Today I’m happy to welcome Warrior Mom A’Driane Nieves with a VERY IMPORTANT survey for you to fill out. See below!!

I didn’t have any sisters growing up, so sisterhood was a foreign concept to me. I never joined Girl Scouts, most of my friends in school were male, and I never pledged my allegiance to a sorority of sisters in college.

In fact the only thing I’ve ever pledged my sole allegiance to is my country when I signed myself into her service at age 19.  Sworn to protect and serve not just my country but also my comrades in arms, I spent 4 ½ years being committed to something greater than myself; working and fighting alongside men and women with varying backgrounds, opinions, beliefs, and values, but bound to their country and each other by three core values: integrity first, service before self, and excellence in all we do. We lived together, we trained together, we worked long, exhausting shifts together, fought insurgents on the streets of Baghdad and the mountains of Afghanistan together, shared in the victories and advancements made because of our hard work, and held each other during times of loss, frustration and disappointment faced both at our home stations and abroad.

When I left the Air Force in 2006, I didn’t think I’d ever find a family, a comradeship like the one I had in service. I didn’t think I’d ever encounter brothers and sisters with as much fight, determination, and true grit like the ones I had during those four years and two deployments.

It wasn’t until January 2011 that I found such a family, a comradeship, and a sisterhood. Fighting for my life, a Google search led me to a community of women with varying beliefs, opinions, lifestyles, and backgrounds, but still fighting alongside one another on a different kind of battlefield: postpartum depression.

They were fighting for their own lives, for the safety and well being of their own families, but also for the woman next to, in front, and coming behind them as well.  In them I found not just what I had with my brothers and sisters in arms, I found something more, a sisterhood. Not only were they the fiercest fighters I’d ever encountered, their strength and compassion during even their weakest and most vulnerable moments took my breath away and strengthened me in my own fight against PPD.

Mothers. Advocates. Life-long friends. Sisters. Warriors. This is who I found 2 ½ years ago when I was clinging to my life and wanting to die just so I could find relief from the pain and guilt I was living with.

I wouldn’t have found them had it not been for Katherine, the fiercest Warrior Mom I know, and Postpartum Progress. She’s been in the trenches for nearly ten years y’all. TEN YEARS of putting herself out there, telling her story, connecting mamas to resources, fighting stigma, changing the conversation about perinatal mood and anxiety disorders in the media and the medical community, and building a nonprofit that truly can change the world and how it treats maternal mental health.

Ten years in, she’s reached a turning point, and with Postpartum Progress Inc. the nonprofit, she’s ready, now more than ever, to bring about effective change that will give all mothers and children the strong starts they deserve…. but she needs the Warrior Mom community to do it with her.

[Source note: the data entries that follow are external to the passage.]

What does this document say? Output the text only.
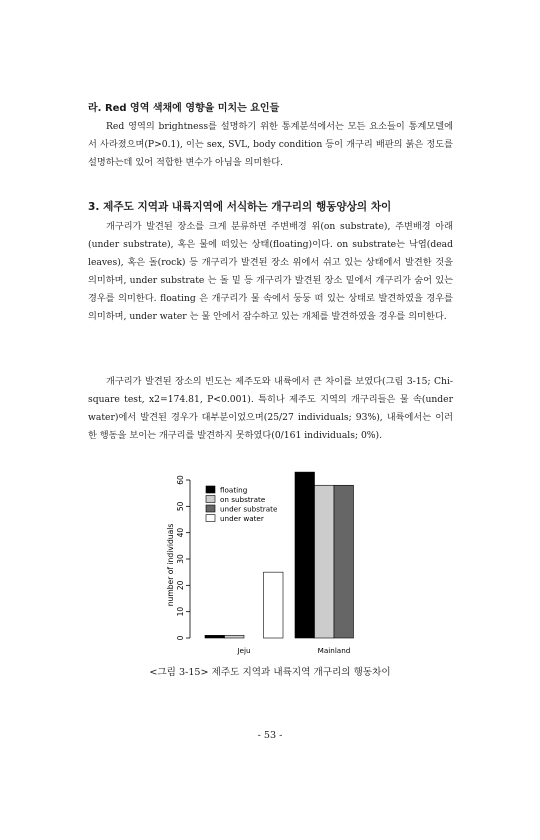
라. Red 영역 색채에 영향을 미치는 요인들

Red 영역의 brightness를 설명하기 위한 통계분석에서는 모든 요소들이 통계모델에서 사라졌으며(P>0.1), 이는 sex, SVL, body condition 등이 개구리 배판의 붉은 정도를 설명하는데 있어 적합한 변수가 아님을 의미한다.

3. 제주도 지역과 내륙지역에 서식하는 개구리의 행동양상의 차이

개구리가 발견된 장소를 크게 분류하면 주변배경 위(on substrate), 주변배경 아래(under substrate), 혹은 물에 떠있는 상태(floating)이다. on substrate는 낙엽(dead leaves), 혹은 돌(rock) 등 개구리가 발견된 장소 위에서 쉬고 있는 상태에서 발견한 것을 의미하며, under substrate 는 돌 밑 등 개구리가 발견된 장소 밑에서 개구리가 숨어 있는 경우를 의미한다. floating 은 개구리가 물 속에서 둥둥 떠 있는 상태로 발견하였을 경우를 의미하며, under water 는 물 안에서 잠수하고 있는 개체를 발견하였을 경우를 의미한다.

개구리가 발견된 장소의 빈도는 제주도와 내륙에서 큰 차이를 보였다(그림 3-15; Chi-square test, x2=174.81, P<0.001). 특히나 제주도 지역의 개구리들은 물 속(under water)에서 발견된 경우가 대부분이었으며(25/27 individuals; 93%), 내륙에서는 이러한 행동을 보이는 개구리를 발견하지 못하였다(0/161 individuals; 0%).

0
10
20
30
40
50
60
Jeju	Mainland
floating
on substrate
under substrate
under water
number of individuals
<그림 3-15> 제주도 지역과 내륙지역 개구리의 행동차이
- 53 -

She needs our help to keep fighting at both a national and local level. She needs us involved, committed, engaged, and aware in even the smallest and simplest of ways. We already showed her what we’re capable of by raising over $40,000 in just four weeks for PPI’s first Climb Out of the Darkness, but that was just the beginning. Over the next few months, PPI will be doing some very BIG, very EXCITING things to raise awareness on perinatal mood disorders and will be calling on the Warrior Mom community to get involved in the process.

Next year is the 10th anniversary of Postpartum Progress and some of its Facebook fans mentioned that a great way to celebrate would be to hold a conference. So I’m here today to get your feedback, Warrior Moms, on the idea of Postpartum Progress Inc. possibly hosting a Warrior Mom Conference in the near future.

Katherine’s vision for the such a conference includes an emphasis on advocacy, support, how to get involved in PPI, the understanding the science behind perinatal mood disorders, and celebrating all of the hard work the Warrior Mom community has done over the last 10 years and CAN DO in the future.

Right now such a conference is in the dreaming stage. Will you dream with us by answering the following questions? Your answers are anonymous, but will help us determine whether and how to move forward. Even if you don’t think a Warrior Mom conference is a good idea, that’s great. We want to know that too!

SO, scroll through the survey below. There are 10 questions. Answer them, make sure to click submit, and you’re all set! If you’d rather go to a link to take the survey, click here.

 

 

If having a conference to gather and equip our Warrior Mom army for advocacy and support PPI appeals to you and you’d like to help out in addition to answering the survey questions above, please send your feedback to me at bconfessions@gmail.com by August 19th.

I hope to hear from you, and more importantly, I hope to SEE you, everyone one of you, my sisters, my fellow warriors, in person at an event like this soon. Let’s do what we can to make it happen!